Tuesday, 16 May 2017

Review of Guangzhou Symphony Orchestra at Bridgewater Hall


The Guangzhou Symphony Orchestra is big and takes its music seriously. Listen before the concert starts, and they are busy warming up and practising their notes, sometimes whole sections together.

And their best music is a delight to hear. For me, that was in the pieces by their native, contemporary composers, and particularly the Duo, for sheng, cello and orchestra, by Lin Zhao. It featured two soloists who are international stars in their own right – Jian Wang, the cellist (who has appeared with the HallĂ© as soloist, too), and Lei Jia, the sheng player.

The sheng is a wonderful instrument. It’s like a miniature, mouth-blown organ, but much more than a harmonica, as the reeds are amplified by bamboo resonator pipes, making its tone both richer and more penetrating. In the hands of an expert (as it was) it’s a highly expressive, beautiful solo instrument and can play simple chords, too – which it did in this piece to make occasional accompaniment to the cello. It has its percussive side, also – like a baroque krummhorn (or organ krummhorn stop) it speaks with such attack that its staccato sounds like a harpsichord.

The two make perfect partners, above all, in yearning, keening song, and much of the language of Lin Zhao’s piece is what we would probably call ‘English pastoral’ – modally-influenced harmony and some contrapuntal lines written in a mellow, choral style, often with long ‘pedals’ underlying the melodies. It also has big climaxes which contrast with its meditative moods. The three titled sections are not particularly differentiated, though, and overall it’s a bit too long, with endless repeated patterns in the final section. Jian Wang’s playing was gloriously varied and richly expressive.

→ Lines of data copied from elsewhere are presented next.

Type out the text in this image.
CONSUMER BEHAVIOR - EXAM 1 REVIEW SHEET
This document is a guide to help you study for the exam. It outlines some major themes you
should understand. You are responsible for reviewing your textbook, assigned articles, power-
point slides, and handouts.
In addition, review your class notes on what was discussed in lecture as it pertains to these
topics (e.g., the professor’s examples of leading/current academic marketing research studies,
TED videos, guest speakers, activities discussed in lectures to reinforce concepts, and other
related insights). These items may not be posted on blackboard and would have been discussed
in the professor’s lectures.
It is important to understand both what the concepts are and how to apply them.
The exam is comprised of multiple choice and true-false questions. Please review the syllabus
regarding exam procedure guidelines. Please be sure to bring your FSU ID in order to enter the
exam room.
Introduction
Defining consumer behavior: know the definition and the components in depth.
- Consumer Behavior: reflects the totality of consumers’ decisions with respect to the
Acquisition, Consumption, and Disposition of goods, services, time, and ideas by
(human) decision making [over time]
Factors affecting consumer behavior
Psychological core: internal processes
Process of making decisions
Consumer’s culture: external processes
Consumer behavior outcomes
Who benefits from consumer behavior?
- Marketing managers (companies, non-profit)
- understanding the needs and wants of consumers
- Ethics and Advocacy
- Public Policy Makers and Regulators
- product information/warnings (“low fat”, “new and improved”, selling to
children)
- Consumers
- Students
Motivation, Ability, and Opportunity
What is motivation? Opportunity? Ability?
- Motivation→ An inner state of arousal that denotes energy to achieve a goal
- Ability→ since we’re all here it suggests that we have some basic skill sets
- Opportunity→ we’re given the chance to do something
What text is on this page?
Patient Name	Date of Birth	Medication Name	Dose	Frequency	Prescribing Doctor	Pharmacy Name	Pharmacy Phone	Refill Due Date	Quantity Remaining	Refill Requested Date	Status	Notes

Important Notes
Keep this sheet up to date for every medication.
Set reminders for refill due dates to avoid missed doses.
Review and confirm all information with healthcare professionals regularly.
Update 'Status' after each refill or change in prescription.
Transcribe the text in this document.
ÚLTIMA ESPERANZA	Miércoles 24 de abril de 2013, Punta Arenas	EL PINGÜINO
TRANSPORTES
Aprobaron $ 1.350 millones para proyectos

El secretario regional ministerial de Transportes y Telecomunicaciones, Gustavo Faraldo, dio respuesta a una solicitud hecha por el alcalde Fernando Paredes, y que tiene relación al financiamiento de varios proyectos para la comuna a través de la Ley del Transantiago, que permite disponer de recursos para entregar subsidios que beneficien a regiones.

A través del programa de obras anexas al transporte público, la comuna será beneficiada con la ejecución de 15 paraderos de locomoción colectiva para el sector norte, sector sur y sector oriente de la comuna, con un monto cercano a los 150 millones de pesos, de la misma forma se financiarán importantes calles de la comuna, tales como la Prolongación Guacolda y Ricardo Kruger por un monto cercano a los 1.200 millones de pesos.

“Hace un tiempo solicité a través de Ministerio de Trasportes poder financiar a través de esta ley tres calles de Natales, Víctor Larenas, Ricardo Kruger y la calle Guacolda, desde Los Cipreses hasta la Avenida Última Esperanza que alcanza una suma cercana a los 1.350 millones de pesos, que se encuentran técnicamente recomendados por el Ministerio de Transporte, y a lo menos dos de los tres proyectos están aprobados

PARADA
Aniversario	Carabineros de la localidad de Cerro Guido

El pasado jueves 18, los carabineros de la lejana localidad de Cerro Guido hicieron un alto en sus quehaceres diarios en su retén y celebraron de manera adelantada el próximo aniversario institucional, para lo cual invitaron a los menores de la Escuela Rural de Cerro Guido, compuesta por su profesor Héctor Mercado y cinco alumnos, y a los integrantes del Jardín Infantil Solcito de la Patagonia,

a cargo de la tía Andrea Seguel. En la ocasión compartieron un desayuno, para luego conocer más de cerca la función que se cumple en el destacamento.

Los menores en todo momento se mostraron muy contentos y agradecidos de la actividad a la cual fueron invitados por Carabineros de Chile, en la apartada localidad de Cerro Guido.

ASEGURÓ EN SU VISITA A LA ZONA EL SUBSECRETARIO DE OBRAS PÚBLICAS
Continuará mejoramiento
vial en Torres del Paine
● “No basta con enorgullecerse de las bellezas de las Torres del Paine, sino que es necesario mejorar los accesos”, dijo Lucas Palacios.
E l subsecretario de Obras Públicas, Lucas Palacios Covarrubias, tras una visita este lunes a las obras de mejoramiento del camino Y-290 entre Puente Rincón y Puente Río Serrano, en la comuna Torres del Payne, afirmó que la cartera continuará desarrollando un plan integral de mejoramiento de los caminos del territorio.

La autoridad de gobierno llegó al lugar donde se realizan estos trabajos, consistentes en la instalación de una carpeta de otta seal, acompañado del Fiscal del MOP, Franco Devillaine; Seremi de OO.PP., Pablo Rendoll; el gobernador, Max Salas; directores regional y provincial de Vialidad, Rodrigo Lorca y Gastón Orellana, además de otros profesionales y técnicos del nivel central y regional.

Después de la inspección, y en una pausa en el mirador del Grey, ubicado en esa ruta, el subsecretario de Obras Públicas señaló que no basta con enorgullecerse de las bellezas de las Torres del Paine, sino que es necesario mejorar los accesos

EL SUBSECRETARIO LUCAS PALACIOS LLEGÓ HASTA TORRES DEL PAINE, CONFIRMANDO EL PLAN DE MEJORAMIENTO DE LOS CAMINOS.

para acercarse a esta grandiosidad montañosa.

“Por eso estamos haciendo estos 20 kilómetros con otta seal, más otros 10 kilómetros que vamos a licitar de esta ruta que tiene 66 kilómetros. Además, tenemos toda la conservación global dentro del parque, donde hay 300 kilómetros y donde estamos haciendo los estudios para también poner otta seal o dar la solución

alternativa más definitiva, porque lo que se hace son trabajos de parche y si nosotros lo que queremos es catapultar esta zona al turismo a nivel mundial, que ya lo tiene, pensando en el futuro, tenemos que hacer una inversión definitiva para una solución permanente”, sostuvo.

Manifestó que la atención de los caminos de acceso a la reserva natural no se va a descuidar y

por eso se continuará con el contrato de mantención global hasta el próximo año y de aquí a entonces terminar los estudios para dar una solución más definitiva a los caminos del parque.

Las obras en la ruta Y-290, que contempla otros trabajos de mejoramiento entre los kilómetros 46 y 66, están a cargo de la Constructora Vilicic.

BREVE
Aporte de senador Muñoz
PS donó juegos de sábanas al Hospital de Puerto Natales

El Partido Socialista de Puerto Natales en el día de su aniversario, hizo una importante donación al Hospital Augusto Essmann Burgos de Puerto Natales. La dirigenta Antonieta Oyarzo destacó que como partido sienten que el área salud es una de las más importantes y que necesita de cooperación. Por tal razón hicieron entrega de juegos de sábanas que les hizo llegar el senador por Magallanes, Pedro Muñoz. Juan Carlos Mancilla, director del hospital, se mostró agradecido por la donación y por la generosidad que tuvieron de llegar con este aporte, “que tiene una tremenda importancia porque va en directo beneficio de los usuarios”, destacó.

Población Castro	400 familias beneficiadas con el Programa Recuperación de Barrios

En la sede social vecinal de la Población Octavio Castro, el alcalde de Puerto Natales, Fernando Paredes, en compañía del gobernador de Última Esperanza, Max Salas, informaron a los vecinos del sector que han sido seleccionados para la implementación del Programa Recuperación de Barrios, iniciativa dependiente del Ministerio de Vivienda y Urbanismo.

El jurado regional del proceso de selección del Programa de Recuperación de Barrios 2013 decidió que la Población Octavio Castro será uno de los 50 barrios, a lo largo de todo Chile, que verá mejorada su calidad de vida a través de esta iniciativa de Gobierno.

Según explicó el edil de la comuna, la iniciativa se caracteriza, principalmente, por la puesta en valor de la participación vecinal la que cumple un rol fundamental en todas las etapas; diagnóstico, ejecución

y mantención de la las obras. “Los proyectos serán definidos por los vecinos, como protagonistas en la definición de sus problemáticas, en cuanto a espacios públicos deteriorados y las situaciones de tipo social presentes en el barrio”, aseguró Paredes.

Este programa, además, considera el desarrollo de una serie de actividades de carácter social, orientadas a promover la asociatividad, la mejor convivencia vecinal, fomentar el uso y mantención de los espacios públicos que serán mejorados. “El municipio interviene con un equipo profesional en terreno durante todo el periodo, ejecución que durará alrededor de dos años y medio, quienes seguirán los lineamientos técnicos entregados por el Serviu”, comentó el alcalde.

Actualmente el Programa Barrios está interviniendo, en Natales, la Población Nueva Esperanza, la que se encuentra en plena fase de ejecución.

(For an encore, the two played another piece by the same composer, a lovely arrangement of a traditional, pentatonic song with strings accompaniment).

The other Chinese-composed music was Xiaogang Ye’s Cantonese Suite, in four movements with pictorial titles.

Written in 2005, this is more akin to lush Hollywood film score music, presenting more modal melodies with ‘added note’ harmonies, fluently orchestrated and showing off the wind soloists of the orchestra to good effect. The tunes are haunting and the simplicity of the idiom beguiling, but the moods seem to change little despite the words of the titles.

The orchestra, under its ‘resident conductor’, Huan Jing, also brought two ‘standard’ (to our ears) works. They must know they’re inviting comparison with some of the world’s best when they bring this kind of music to a hall such as ours, and they didn’t come out of it very well.

It was probably a mistake even to try playing Britten’s Four Sea Interludes from Peter Grimes, as it’s so evocative of a certain English coastal atmosphere, demanding subtlety and skill to be realised as it should be – here it was mechanical, joyless and lacking in expression. There were some technical weaknesses, too – ragged violin ensemble, poor balance, too much big tone, and too little variation in pace or shaping of the phrases.

Stravinsky’s Firebird Suite (1919 version) made a weighty finale, though suffering from some of the same problems. The woodwind shone in solos, but there was a tendency to rush the faster passages and miss giving the music chance to breathe.